At the same time, the civilian satellite internet network operated by the American company Viasat, which covers northern Europe, was the victim of “a cyber attack with tens of thousands of terminals rendered inoperable,” said Michel Friedling, commander of the French space agency. earlier this week. In response, Ukrainian Deputy Prime Minister Mykhailo Fedorov announced on February 26 on Twitter, a channel on which he has been very active since the beginning of the conflict, that he was creating a cyber army of volunteer hackers (“IT Army”).

“There will be missions for everyone!”, He wrote, giving the address of a group on the Telegram messaging service, to which more than 292,697 people quickly joined at the moment, including the famous collective Anonymous. On this group, new targets are regularly shared in Russia and Belarus: official websites, telecommunication power grids, banks or cryptocurrency platforms, even the Glonass satellite positioning system, the Russian equivalent of GPS.

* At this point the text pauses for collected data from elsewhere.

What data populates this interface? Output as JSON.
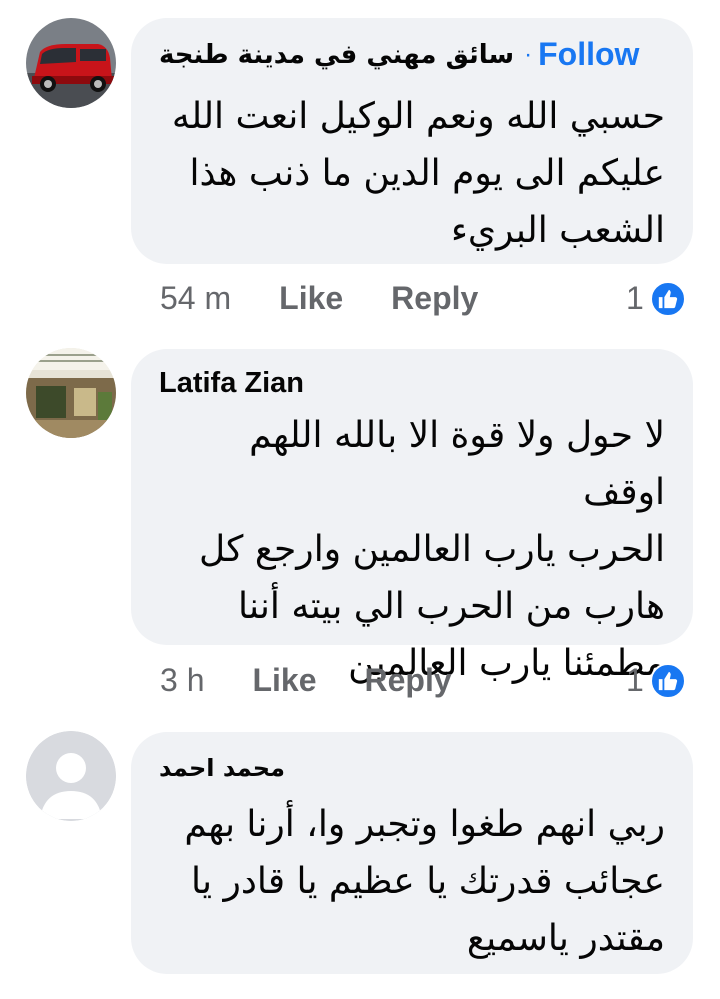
{
  "comments": [
    {
      "author": "سائق مهني في مدينة طنجة",
      "follow_dot": "·",
      "follow_label": "Follow",
      "lines": [
        "حسبي الله ونعم الوكيل انعت الله",
        "عليكم الى يوم الدين ما ذنب هذا",
        "الشعب البريء"
      ],
      "time": "54 m",
      "like_label": "Like",
      "reply_label": "Reply",
      "reaction_count": "1",
      "avatar_icon": "red-van-avatar"
    },
    {
      "author": "Latifa Zian",
      "lines": [
        "لا حول ولا قوة الا بالله اللهم اوقف",
        "الحرب يارب العالمين وارجع كل",
        "هارب من الحرب الي بيته أننا",
        "مطمئنا يارب العالمين"
      ],
      "time": "3 h",
      "like_label": "Like",
      "reply_label": "Reply",
      "reaction_count": "1",
      "avatar_icon": "room-photo-avatar"
    },
    {
      "author": "محمد احمد",
      "lines": [
        "ربي انهم طغوا وتجبر وا، أرنا بهم",
        "عجائب قدرتك يا عظيم يا قادر يا",
        "مقتدر ياسميع"
      ],
      "avatar_icon": "default-user-avatar"
    }
  ],
  "colors": {
    "bubble": "#f0f2f5",
    "accent": "#1877f2",
    "meta": "#65676b"
  }
}
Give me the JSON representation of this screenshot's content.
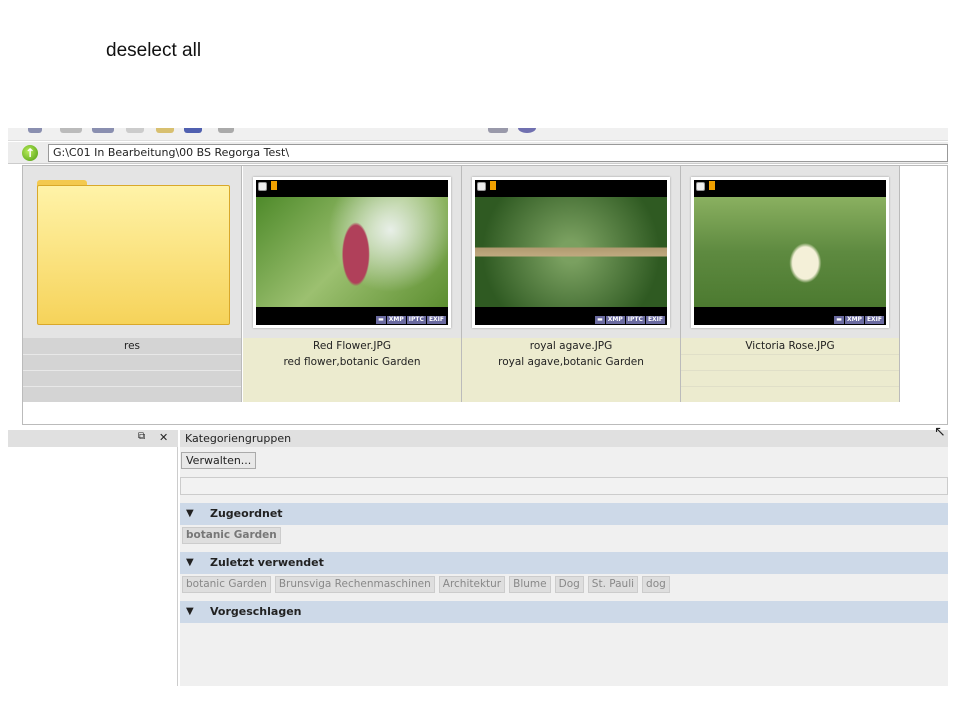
{
  "caption": "deselect all",
  "path": "G:\\C01 In Bearbeitung\\00 BS Regorga Test\\",
  "thumbnails": [
    {
      "type": "folder",
      "name": "res"
    },
    {
      "type": "image",
      "name": "Red Flower.JPG",
      "keywords": "red flower,botanic Garden",
      "badges": [
        "XMP",
        "IPTC",
        "EXIF"
      ]
    },
    {
      "type": "image",
      "name": "royal agave.JPG",
      "keywords": "royal agave,botanic Garden",
      "badges": [
        "XMP",
        "IPTC",
        "EXIF"
      ]
    },
    {
      "type": "image",
      "name": "Victoria Rose.JPG",
      "keywords": "",
      "badges": [
        "XMP",
        "EXIF"
      ]
    }
  ],
  "panel": {
    "title": "Kategoriengruppen",
    "manage_label": "Verwalten...",
    "sections": [
      {
        "title": "Zugeordnet",
        "tags": [
          "botanic Garden"
        ]
      },
      {
        "title": "Zuletzt verwendet",
        "tags": [
          "botanic Garden",
          "Brunsviga Rechenmaschinen",
          "Architektur",
          "Blume",
          "Dog",
          "St. Pauli",
          "dog"
        ]
      },
      {
        "title": "Vorgeschlagen",
        "tags": []
      }
    ]
  }
}
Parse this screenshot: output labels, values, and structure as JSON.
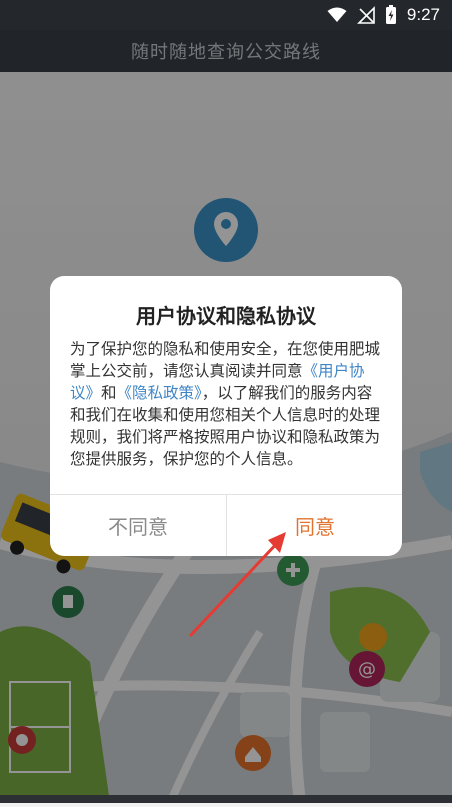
{
  "status_bar": {
    "time": "9:27",
    "icons": [
      "wifi-icon",
      "signal-off-icon",
      "battery-charging-icon"
    ]
  },
  "app_bar": {
    "title": "随时随地查询公交路线"
  },
  "dialog": {
    "title": "用户协议和隐私协议",
    "body": {
      "part1": "为了保护您的隐私和使用安全，在您使用肥城掌上公交前，请您认真阅读并同意",
      "link_user_agreement": "《用户协议》",
      "and": "和",
      "link_privacy_policy": "《隐私政策》",
      "part2": "，以了解我们的服务内容和我们在收集和使用您相关个人信息时的处理规则，我们将严格按照用户协议和隐私政策为您提供服务，保护您的个人信息。"
    },
    "disagree_label": "不同意",
    "agree_label": "同意",
    "colors": {
      "link": "#3f86c7",
      "agree": "#e2732f",
      "arrow": "#e53b32"
    }
  }
}
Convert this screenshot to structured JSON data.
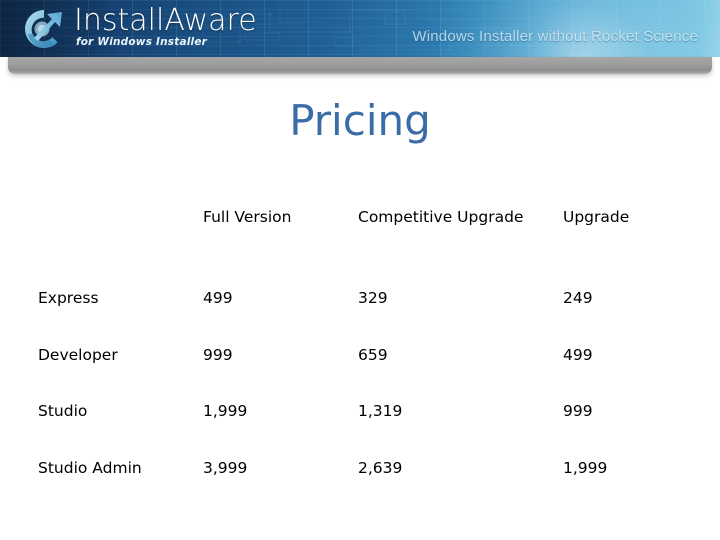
{
  "banner": {
    "logo_icon": "installaware-swirl-arrow-icon",
    "brand_first": "Install",
    "brand_second": "Aware",
    "brand_tagline": "for Windows Installer",
    "slogan": "Windows Installer without Rocket Science"
  },
  "slide": {
    "title": "Pricing"
  },
  "table": {
    "headers": [
      "",
      "Full Version",
      "Competitive Upgrade",
      "Upgrade"
    ],
    "rows": [
      {
        "tier": "Express",
        "full_version": "499",
        "competitive_upgrade": "329",
        "upgrade": "249"
      },
      {
        "tier": "Developer",
        "full_version": "999",
        "competitive_upgrade": "659",
        "upgrade": "499"
      },
      {
        "tier": "Studio",
        "full_version": "1,999",
        "competitive_upgrade": "1,319",
        "upgrade": "999"
      },
      {
        "tier": "Studio Admin",
        "full_version": "3,999",
        "competitive_upgrade": "2,639",
        "upgrade": "1,999"
      }
    ]
  },
  "colors": {
    "title_blue": "#3A6DA8",
    "banner_dark": "#133358",
    "banner_light": "#9AD6EA",
    "gray_bar": "#9d9d9d"
  }
}
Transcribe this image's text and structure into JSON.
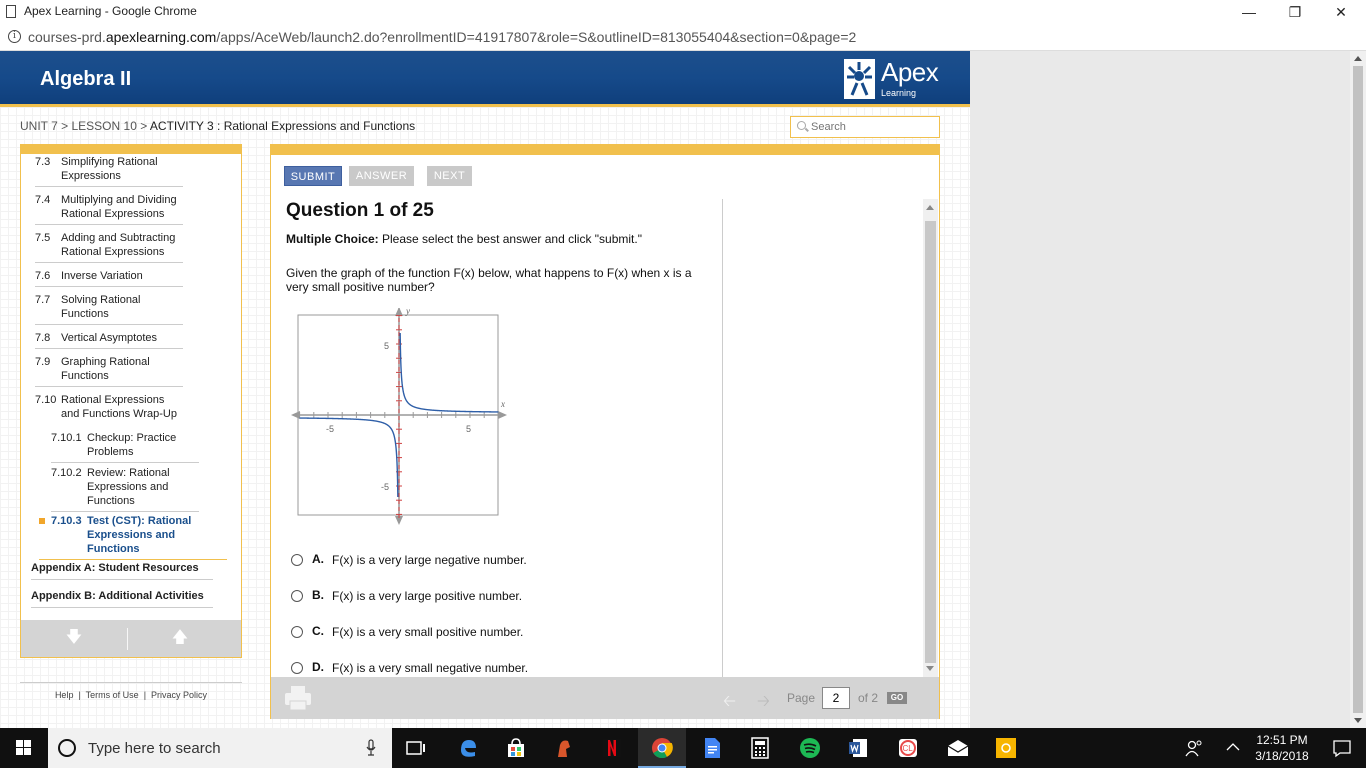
{
  "browser": {
    "window_title": "Apex Learning - Google Chrome",
    "url_prefix": "courses-prd.",
    "url_domain": "apexlearning.com",
    "url_path": "/apps/AceWeb/launch2.do?enrollmentID=41917807&role=S&outlineID=813055404&section=0&page=2"
  },
  "app": {
    "course_title": "Algebra II",
    "logo_name": "Apex",
    "logo_sub": "Learning",
    "search_placeholder": "Search",
    "breadcrumb": {
      "unit": "UNIT 7",
      "sep1": ">",
      "lesson": "LESSON 10",
      "sep2": ">",
      "activity": "ACTIVITY 3 : Rational Expressions and Functions"
    }
  },
  "sidebar": {
    "items": [
      {
        "num": "7.3",
        "label": "Simplifying Rational Expressions"
      },
      {
        "num": "7.4",
        "label": "Multiplying and Dividing Rational Expressions"
      },
      {
        "num": "7.5",
        "label": "Adding and Subtracting Rational Expressions"
      },
      {
        "num": "7.6",
        "label": "Inverse Variation"
      },
      {
        "num": "7.7",
        "label": "Solving Rational Functions"
      },
      {
        "num": "7.8",
        "label": "Vertical Asymptotes"
      },
      {
        "num": "7.9",
        "label": "Graphing Rational Functions"
      },
      {
        "num": "7.10",
        "label": "Rational Expressions and Functions Wrap-Up"
      }
    ],
    "subitems": [
      {
        "num": "7.10.1",
        "label": "Checkup: Practice Problems"
      },
      {
        "num": "7.10.2",
        "label": "Review: Rational Expressions and Functions"
      }
    ],
    "current": {
      "num": "7.10.3",
      "label": "Test (CST): Rational Expressions and Functions"
    },
    "appendices": [
      "Appendix A: Student Resources",
      "Appendix B: Additional Activities"
    ],
    "footer_links": [
      "Help",
      "Terms of Use",
      "Privacy Policy"
    ],
    "footer_sep": "|"
  },
  "question": {
    "buttons": {
      "submit": "SUBMIT",
      "answer": "ANSWER",
      "next": "NEXT"
    },
    "title": "Question 1 of 25",
    "instruction_bold": "Multiple Choice:",
    "instruction_rest": " Please select the best answer and click \"submit.\"",
    "text": "Given the graph of the function F(x) below, what happens to F(x) when x is a very small positive number?",
    "graph": {
      "x_axis_label": "x",
      "y_axis_label": "y",
      "tick_neg5": "-5",
      "tick_pos5": "5"
    },
    "choices": [
      {
        "letter": "A.",
        "text": "F(x) is a very large negative number."
      },
      {
        "letter": "B.",
        "text": "F(x) is a very large positive number."
      },
      {
        "letter": "C.",
        "text": "F(x) is a very small positive number."
      },
      {
        "letter": "D.",
        "text": "F(x) is a very small negative number."
      }
    ],
    "pager": {
      "label": "Page",
      "value": "2",
      "of": "of 2",
      "go": "GO"
    }
  },
  "taskbar": {
    "search_text": "Type here to search",
    "time": "12:51 PM",
    "date": "3/18/2018"
  },
  "colors": {
    "header_blue": "#164a8a",
    "accent_gold": "#f1c04d",
    "submit_blue": "#5877b2",
    "curve_blue": "#2f5fa8",
    "asymptote_red": "#d04040"
  }
}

ATTACKS SOMETIMES ‘TO MAKE THEY LAUGH’

The messages of broken sites are multiplying, but it still seems something very different from the dreaded cyberwar. Or at least, there is currently no reason to fear it more than the real effects of a warring conflict. Sure, there’s a lot of emphasis on attacks. According to reports from AFP, who translated some of the channel’s messages, for example Olivier Laurelli, a blogger, writes that he attacked Gazprom’s web infrastructure and managed to broadcast the “heavy metal version of the Ukrainian anthem” on a station. radio of the Russian oil giant, followed by a speech by President Zelensky.

The company had to disconnect the server, “because they no longer had control over it,” he later commented to the agency. “People there don’t know what’s going on in Ukraine,” she said, admitting though that his attack on him was mostly aimed at creating some humor.

What, “When millions of people in city centers are under fire, what are data leaks and paralyzed websites worth?”, for example, journalist Patrick Howell O’Neill asked MIT Technology Review a few days ago.

Little, probably worth little. It is certainly worth less than a fight carried out a few tens of meters from a nuclear reactor, it is worth less than a tank bombing civilian homes, it is worth less than a war that has returned to Europe with all its load of horror. And there is no mask, however reassuring, that can sweeten its brutality. And Howell òNeill’s question remains central seven days after Anonymous’s declaration of war.